As yet we are far from this state. But the strange phenomenon of time accelerating as you grow older makes me realise it could be better to make changes sooner rather than later. What a dilemma!

The Vanished World of Faded Fifties Females

                If we’ve had a normal, reasonably happy childhood our memories of it tend towards the sentimental. This is well documented. The summers were always warm and sunny. We made sandcastles on the beach. Parties were the simple kind, with jelly and ice cream and musical chairs. We had beloved pets-seemingly for an implausible number of years; we wore leather sandals with a cut-out flower in the toe, walked to school along lanes where the tar bubbled under the sun’s heat.

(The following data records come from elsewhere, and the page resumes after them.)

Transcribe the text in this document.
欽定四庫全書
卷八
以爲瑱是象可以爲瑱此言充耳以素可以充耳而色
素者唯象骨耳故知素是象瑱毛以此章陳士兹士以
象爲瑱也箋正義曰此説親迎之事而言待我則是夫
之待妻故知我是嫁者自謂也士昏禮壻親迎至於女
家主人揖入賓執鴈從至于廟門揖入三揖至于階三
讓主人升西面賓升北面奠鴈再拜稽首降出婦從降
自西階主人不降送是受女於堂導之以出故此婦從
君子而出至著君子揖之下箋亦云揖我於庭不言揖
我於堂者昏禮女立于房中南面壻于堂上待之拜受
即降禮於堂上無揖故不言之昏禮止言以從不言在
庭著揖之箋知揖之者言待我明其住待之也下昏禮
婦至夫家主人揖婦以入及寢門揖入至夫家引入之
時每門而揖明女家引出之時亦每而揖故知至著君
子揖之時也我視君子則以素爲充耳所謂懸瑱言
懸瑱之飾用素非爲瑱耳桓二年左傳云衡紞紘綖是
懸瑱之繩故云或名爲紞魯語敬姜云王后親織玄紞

We had a rope swing under the apple tree, played ‘Cowboys and Indians’ and watched ‘The Lone Ranger’ on tiny, black and white TV sets in huge, wooden cabinets.

                My memories of childhood, and in particular, childhood holidays are peopled with extended family members such as grandparents, aunts and uncles and the friends of parents [who were also ‘aunts and uncles’] and especially that section of the family that no longer seems to exist-the maiden aunt.

                I had maiden aunts on both sides of the family. I loved them. They visited from other parts of the country, sometimes for weeks. I’d share my room with them, sometimes even a double bed, if expedient. One, my father’s unmarried sister, had been engaged to an RAF pilot who’d met his end during the war-a common reason for fifties spinsterhood, no doubt. So she stayed with us often-once, memorably getting snowed in for six weeks and unable to return home. She accompanied us on several holidays, providing useful babysitting services and assuaging some of her maternal urges by borrowing us, the children, for some of the time.

                We’d visit, too and be given huge spreads of ‘tea’, with bread and butter, scones, jam, slices of Victoria sponge, tea in bone china teacups from a large pot clothed in a hand-knitted cosy. There were even occasions when I stayed overnight and was able to explore the domain of this maiden lady, delve into the contents of her dressing table and ponder over the mysterious items it housed; delicate webs of hairnets, perfume atomisers, corn pads, monogrammed lace handkerchiefs, a tumbler of water containing pale pink and white dentures, like undersea coral. She loved entertaining children, relished the chance to instruct in gentle pastimes such as crochet or ‘patience’ [solitaire], or simply sorting the contents of a button box, laying out the contents as if it were a treasure chest.

                My mother had a maiden aunt herself, who visited-though never without her inseparable friend, Rose. They’d share my brothers’ twin-bedded room and I’d pay morning visits, enthralled by the sight of them in their lurid, floral patterned, winceyette pyjamas as they sat sipping their tea. They exhibited a mild, old fashioned humour and exasperated my mother by needing to add to their silver teaspoon collection whenever they were taken for a day out by car [none of the aunts drove].

                Now, of course it seems obvious that my mother’s aunt and her friend, Rose, were a gay couple, although I’ve no idea whether my parents realised and if they had it wouldn’t have been discussed except in the whispered confines of their own bedroom. The women certainly didn’t share a home so perhaps those summer holidays spent with my family were an opportunity for them to find happiness together? I like to think so.

                I never thought of them until now, as middle age morphs into older [elderly?], presumably because it is natural to become reflective, but what has replaced ‘maiden aunts’ in today’s world? Answers on a postcard…or the comments section?